Here organization can take years to reach at this stage. We must convince managers and team members that UX and user research is an important part of their work. It is no longer about increasing usability budgets. It is about spreading the user centered design approach gradually through the entire company.

Level 6: Holistic UX culture

The final step of UX maturity where UX reaches enlightenment. The development os a customer centric company culture is practiced. UX designers becomes one of the key aspects on how a business thinks and acts. Every member of staff — from the CEO to the new intern is aware and understand the importance of UX. Here UX becomes the part of the business-wide strategy and the development of products for human end uers follows the UX design process.

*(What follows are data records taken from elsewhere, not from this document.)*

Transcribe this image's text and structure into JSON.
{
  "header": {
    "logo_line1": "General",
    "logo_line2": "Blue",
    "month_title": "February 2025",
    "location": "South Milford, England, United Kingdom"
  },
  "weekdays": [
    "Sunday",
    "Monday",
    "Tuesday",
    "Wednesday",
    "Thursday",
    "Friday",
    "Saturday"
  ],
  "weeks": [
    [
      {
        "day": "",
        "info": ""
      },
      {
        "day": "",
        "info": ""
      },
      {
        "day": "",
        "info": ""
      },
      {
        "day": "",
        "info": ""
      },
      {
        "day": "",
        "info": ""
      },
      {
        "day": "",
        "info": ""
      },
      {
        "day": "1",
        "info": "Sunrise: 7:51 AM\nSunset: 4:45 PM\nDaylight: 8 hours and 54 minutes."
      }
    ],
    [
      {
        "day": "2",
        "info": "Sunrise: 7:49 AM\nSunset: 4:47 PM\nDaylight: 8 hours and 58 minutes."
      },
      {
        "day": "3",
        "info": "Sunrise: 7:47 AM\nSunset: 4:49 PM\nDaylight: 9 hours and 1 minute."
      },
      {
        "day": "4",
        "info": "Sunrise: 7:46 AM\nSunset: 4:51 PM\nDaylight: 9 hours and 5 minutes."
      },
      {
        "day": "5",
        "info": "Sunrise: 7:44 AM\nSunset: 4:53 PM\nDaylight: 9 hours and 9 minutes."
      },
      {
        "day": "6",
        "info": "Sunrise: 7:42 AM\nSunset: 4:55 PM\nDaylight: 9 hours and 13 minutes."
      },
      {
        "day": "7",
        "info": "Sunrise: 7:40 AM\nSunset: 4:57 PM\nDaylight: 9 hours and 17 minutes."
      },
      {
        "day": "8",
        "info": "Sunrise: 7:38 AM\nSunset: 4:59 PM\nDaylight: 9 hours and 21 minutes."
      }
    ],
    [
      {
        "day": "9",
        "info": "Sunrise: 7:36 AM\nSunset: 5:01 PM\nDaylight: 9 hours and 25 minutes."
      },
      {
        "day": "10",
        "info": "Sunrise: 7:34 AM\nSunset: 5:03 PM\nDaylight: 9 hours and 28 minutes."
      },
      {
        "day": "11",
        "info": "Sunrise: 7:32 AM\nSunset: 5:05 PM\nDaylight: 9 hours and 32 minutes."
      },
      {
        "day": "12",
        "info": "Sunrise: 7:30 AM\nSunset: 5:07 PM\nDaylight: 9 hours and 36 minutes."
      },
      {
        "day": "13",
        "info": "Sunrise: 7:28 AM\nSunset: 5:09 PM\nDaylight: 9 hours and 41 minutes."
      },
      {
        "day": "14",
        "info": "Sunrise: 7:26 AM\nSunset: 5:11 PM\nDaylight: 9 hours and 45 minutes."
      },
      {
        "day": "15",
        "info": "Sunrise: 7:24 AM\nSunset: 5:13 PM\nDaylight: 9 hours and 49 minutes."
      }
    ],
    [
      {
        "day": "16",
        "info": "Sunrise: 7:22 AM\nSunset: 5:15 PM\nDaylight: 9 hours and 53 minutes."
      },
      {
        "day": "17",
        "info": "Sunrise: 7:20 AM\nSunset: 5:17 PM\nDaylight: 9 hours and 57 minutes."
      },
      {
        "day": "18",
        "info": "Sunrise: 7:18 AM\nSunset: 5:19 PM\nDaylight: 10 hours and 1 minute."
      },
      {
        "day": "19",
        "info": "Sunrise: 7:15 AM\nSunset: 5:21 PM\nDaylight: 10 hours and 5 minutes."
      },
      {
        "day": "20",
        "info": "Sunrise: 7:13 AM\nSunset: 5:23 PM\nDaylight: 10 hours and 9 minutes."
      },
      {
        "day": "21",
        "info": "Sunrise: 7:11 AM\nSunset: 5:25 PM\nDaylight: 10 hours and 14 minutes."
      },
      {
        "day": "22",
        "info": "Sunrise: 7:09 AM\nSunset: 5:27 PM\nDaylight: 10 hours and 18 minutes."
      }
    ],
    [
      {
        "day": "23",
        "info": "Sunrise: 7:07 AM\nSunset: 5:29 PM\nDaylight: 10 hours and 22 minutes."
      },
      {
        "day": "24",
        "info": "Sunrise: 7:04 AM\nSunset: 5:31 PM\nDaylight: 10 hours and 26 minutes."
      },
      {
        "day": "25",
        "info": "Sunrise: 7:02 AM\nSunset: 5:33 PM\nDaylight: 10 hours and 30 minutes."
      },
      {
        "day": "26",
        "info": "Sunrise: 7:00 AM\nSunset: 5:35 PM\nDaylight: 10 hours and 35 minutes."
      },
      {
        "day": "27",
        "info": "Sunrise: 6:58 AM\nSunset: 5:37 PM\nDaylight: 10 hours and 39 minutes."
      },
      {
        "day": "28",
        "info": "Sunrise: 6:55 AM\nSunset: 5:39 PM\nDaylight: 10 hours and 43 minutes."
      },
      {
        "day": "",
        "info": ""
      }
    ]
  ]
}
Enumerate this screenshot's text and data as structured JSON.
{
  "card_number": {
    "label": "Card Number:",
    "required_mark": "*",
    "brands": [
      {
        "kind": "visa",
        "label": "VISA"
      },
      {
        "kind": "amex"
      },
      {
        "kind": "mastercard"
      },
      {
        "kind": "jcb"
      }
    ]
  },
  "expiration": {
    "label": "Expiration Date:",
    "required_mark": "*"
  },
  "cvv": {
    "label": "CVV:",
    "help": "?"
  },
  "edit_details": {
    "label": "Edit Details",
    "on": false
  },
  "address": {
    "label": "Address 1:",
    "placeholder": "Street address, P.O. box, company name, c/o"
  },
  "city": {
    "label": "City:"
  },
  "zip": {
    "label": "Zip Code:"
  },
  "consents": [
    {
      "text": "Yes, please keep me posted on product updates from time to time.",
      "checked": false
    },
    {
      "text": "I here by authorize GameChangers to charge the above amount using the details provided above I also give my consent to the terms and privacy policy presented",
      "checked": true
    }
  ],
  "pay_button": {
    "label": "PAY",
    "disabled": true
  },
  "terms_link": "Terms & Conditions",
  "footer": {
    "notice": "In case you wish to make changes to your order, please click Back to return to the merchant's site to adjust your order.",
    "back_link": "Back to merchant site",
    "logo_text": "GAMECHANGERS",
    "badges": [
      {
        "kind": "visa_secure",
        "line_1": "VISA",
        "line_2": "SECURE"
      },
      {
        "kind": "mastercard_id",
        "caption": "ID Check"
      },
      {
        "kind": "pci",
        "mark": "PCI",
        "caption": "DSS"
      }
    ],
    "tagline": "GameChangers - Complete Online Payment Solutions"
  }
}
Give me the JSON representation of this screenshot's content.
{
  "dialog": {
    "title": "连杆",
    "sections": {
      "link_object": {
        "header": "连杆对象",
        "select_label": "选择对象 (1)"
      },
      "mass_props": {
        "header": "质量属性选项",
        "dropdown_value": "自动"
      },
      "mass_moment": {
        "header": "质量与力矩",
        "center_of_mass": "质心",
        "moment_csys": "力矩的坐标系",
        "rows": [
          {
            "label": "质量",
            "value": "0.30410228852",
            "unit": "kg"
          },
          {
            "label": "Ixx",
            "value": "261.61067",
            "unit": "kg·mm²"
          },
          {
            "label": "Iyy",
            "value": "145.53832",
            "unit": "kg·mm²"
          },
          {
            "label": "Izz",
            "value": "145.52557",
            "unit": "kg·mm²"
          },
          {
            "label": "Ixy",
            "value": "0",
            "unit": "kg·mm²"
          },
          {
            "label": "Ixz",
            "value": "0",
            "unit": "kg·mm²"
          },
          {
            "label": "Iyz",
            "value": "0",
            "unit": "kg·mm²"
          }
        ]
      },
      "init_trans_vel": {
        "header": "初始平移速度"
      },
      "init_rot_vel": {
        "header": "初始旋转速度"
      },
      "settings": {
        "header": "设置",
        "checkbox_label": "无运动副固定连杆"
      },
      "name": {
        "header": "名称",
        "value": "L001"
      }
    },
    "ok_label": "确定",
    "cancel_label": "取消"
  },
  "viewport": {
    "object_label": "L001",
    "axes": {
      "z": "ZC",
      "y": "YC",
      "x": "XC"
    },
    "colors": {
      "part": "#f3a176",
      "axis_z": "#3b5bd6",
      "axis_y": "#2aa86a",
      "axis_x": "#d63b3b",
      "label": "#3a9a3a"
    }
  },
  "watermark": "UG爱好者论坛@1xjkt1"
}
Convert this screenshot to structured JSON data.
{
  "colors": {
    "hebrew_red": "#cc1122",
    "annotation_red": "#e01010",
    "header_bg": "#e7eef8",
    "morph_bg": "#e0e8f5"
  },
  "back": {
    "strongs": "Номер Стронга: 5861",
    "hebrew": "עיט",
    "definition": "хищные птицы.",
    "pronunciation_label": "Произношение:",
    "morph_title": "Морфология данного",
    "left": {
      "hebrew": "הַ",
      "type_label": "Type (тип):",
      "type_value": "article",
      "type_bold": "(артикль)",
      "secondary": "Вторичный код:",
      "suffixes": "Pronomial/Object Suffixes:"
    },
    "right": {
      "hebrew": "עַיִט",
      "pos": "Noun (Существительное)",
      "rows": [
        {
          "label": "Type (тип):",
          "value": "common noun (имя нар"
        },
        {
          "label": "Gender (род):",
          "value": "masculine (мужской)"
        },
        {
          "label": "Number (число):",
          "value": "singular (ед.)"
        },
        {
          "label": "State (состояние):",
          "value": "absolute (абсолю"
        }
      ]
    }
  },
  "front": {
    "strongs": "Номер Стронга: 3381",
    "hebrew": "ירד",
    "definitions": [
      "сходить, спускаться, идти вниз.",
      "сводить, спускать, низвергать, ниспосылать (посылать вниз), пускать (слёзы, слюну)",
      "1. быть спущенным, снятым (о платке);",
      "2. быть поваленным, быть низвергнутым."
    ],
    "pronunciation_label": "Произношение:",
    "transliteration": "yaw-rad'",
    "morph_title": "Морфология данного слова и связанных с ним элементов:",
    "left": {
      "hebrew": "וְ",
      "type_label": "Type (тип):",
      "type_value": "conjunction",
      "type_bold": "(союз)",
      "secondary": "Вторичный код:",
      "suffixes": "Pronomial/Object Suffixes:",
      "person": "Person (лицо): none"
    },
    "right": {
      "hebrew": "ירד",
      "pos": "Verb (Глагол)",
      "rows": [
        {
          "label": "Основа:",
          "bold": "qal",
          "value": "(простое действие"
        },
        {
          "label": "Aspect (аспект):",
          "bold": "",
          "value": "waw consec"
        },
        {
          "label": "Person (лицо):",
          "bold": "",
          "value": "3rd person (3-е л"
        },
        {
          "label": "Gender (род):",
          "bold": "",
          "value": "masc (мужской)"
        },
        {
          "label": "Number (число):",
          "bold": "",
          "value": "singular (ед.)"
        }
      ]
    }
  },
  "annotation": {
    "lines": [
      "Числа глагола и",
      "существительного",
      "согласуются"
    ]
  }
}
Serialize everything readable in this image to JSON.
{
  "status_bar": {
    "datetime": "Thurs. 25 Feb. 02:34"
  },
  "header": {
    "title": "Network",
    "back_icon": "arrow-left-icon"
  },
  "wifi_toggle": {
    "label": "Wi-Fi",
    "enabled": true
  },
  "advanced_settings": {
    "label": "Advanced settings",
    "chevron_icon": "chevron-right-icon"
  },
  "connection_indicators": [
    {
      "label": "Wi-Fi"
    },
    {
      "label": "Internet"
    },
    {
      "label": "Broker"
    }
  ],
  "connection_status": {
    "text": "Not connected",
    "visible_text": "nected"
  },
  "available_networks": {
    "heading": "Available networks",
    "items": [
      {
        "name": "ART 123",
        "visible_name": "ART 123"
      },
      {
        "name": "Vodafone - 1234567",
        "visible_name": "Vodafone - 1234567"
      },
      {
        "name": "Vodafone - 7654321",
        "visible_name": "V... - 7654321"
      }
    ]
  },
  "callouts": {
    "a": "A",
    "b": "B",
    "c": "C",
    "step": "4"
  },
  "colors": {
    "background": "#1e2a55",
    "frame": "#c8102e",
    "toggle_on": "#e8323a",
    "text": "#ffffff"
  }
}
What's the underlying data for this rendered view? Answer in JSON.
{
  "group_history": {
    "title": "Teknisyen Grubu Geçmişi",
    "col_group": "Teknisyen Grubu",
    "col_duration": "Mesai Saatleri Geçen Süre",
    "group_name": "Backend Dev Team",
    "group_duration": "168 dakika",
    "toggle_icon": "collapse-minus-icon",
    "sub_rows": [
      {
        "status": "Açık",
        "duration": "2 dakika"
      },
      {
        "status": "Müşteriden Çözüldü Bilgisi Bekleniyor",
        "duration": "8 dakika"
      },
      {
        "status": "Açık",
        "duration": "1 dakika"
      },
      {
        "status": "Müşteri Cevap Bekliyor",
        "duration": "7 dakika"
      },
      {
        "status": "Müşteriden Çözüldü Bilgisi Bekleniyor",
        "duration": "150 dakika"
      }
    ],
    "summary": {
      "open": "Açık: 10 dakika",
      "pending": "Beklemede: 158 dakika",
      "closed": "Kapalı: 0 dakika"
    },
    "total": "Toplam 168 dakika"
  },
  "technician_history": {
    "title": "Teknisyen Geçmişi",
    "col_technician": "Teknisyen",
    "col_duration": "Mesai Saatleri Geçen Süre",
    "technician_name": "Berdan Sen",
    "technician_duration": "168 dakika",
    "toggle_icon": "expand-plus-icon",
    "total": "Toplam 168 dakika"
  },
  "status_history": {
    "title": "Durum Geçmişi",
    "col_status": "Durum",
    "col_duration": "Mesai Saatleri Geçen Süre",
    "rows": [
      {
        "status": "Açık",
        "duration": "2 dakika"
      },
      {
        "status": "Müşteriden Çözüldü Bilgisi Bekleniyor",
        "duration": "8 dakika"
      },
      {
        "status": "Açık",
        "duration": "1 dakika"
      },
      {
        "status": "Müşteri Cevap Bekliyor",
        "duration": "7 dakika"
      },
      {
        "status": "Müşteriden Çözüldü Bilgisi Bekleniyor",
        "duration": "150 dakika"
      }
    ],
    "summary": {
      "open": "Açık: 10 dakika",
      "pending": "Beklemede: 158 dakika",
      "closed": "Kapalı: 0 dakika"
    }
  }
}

If you are wondering can the UX maturity of the organization be measured? The answer is it’s possible to dive into this topic I suggest to go through another article linked here.

UX Maturity Scale

Conclusion

The maturity progresses one level at a time. An organization has a UX environment that is Self-Referential, they won’t be able to skip ahead to the Distributed level without moving through the levels in between, gaining skills and overcoming barriers. Because each level requires the integration of knowledge, skills, specific profiles, and changes to internal processes, the process can last for years.This is not an overnight process.

Moreover you can also learn about the maturity models through which companies with large product portfolios progresses in the link here. The higher will be the companies UX maturity level, the better product will be built and better results can be seen.